Clinic started this morning at 7:30. Patients were lined up at the door at 6:00 this morning waiting in line. We had already reached our maximum amount and capped by 8:30. We saw about 46 patients today between 3 doctors and 2 volunteer PAs. I worked mainly in the pharmacy today, and shadows a few of the doctors. Tomorrow I will hopefully be seeing my own patients. This afternoon we went down to West End to look around. Then ate dinner at this amazing place called “Wet Spot.” We were the only people there - gave new meaning to “made to order.” We just told the cook what we wanted when we walked in and he made it for us!
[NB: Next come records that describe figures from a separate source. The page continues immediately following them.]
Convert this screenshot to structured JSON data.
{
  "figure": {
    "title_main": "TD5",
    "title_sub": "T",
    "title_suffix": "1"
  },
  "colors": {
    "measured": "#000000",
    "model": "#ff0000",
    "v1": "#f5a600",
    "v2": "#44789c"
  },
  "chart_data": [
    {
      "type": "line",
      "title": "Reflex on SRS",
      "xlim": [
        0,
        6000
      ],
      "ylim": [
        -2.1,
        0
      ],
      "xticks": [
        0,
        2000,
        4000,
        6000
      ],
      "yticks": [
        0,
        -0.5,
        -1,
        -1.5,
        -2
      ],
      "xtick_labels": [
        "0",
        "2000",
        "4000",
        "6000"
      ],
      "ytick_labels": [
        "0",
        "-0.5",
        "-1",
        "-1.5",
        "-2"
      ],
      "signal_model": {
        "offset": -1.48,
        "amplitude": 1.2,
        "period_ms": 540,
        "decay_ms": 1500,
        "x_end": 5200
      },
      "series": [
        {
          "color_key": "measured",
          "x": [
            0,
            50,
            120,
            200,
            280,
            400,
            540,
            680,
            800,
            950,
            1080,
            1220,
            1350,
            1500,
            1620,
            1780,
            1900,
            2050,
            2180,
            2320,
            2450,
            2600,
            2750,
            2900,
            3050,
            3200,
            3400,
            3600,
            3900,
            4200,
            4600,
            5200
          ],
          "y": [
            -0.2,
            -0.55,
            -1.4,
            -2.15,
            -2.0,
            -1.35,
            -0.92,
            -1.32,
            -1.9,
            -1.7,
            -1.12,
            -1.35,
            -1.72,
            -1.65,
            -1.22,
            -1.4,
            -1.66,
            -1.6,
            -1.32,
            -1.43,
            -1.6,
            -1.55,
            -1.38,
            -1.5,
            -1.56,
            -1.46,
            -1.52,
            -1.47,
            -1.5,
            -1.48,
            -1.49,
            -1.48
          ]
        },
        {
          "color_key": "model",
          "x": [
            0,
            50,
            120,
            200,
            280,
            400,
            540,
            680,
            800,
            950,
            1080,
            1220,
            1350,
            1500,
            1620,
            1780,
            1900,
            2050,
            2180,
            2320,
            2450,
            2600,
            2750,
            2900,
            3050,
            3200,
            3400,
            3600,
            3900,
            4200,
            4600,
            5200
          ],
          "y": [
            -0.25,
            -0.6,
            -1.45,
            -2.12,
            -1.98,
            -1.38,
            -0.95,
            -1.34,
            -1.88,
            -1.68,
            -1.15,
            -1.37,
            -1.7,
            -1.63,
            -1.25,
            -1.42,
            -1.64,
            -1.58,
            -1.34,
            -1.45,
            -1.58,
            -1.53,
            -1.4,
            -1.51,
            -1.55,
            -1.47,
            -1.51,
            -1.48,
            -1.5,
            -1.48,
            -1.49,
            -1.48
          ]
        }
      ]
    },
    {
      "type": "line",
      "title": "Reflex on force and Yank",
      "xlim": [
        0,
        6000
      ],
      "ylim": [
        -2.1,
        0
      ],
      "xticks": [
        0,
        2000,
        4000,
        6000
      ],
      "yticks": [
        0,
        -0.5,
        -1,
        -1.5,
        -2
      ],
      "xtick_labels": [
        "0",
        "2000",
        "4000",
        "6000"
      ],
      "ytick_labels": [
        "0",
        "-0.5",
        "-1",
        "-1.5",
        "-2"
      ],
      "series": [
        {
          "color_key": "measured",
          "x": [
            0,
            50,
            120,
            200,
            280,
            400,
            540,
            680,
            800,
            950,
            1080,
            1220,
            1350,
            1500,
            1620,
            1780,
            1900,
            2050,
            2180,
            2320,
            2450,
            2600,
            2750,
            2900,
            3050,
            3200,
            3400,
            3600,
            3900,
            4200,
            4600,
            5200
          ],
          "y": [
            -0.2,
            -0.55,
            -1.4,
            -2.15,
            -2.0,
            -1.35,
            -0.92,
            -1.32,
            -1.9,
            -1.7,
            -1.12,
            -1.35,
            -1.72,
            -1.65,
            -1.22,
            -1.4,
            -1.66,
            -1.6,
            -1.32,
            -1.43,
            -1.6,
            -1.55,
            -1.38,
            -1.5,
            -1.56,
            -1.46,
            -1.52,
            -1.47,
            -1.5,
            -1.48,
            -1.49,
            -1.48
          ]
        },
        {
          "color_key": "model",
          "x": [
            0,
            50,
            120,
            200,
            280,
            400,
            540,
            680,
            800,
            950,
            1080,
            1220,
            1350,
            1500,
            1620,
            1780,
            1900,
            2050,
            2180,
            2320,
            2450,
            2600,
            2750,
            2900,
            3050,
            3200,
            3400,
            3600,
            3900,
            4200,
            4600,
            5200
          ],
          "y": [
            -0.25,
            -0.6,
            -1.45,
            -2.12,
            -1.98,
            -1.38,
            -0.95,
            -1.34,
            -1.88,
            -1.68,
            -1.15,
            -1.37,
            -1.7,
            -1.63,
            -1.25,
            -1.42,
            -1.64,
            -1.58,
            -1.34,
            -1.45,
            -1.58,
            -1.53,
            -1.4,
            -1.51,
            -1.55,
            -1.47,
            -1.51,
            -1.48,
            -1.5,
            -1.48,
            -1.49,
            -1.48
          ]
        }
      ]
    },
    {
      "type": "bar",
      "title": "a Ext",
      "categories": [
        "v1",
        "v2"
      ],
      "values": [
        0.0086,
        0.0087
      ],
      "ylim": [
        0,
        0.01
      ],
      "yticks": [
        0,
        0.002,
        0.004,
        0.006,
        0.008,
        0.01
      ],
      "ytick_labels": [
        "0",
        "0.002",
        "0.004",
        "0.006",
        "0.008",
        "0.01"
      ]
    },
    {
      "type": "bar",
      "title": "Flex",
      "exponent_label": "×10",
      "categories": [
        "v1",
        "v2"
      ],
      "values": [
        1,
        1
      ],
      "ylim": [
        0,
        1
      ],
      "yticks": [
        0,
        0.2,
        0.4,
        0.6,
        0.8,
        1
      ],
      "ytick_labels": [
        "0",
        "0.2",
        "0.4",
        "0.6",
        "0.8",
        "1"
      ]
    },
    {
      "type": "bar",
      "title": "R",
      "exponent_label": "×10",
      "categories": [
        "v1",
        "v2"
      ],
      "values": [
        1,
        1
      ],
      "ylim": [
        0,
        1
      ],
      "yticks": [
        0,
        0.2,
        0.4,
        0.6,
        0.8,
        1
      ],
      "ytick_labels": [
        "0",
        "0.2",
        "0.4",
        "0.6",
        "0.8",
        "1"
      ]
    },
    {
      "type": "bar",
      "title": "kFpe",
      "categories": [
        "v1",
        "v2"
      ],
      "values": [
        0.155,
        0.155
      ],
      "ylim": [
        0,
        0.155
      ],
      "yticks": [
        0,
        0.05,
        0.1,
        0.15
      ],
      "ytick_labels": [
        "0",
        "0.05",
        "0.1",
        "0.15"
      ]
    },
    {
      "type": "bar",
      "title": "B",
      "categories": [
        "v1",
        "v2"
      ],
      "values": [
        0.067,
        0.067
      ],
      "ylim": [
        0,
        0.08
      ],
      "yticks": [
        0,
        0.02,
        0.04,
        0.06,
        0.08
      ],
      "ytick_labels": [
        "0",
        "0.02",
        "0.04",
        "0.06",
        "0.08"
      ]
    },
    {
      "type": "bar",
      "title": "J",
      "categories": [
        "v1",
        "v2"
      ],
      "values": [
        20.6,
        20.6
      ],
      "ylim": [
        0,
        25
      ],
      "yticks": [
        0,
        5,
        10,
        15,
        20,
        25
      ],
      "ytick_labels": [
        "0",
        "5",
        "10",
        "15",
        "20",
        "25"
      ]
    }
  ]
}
I am so excited to be here, and am anxious to see what all I learn, but I am really missing my husband pretty bad. Please pray for me that I will have strength to do what I’m here to do.

Saturday, March 26, 2011


Well… I can’t believe it’s time to go! I leave for Honduras tomorrow morning. Please keep me in your prayers. Pray that God will help me to accomplish what He sent me there to do, and that I will learn A TON about international medicine along the way!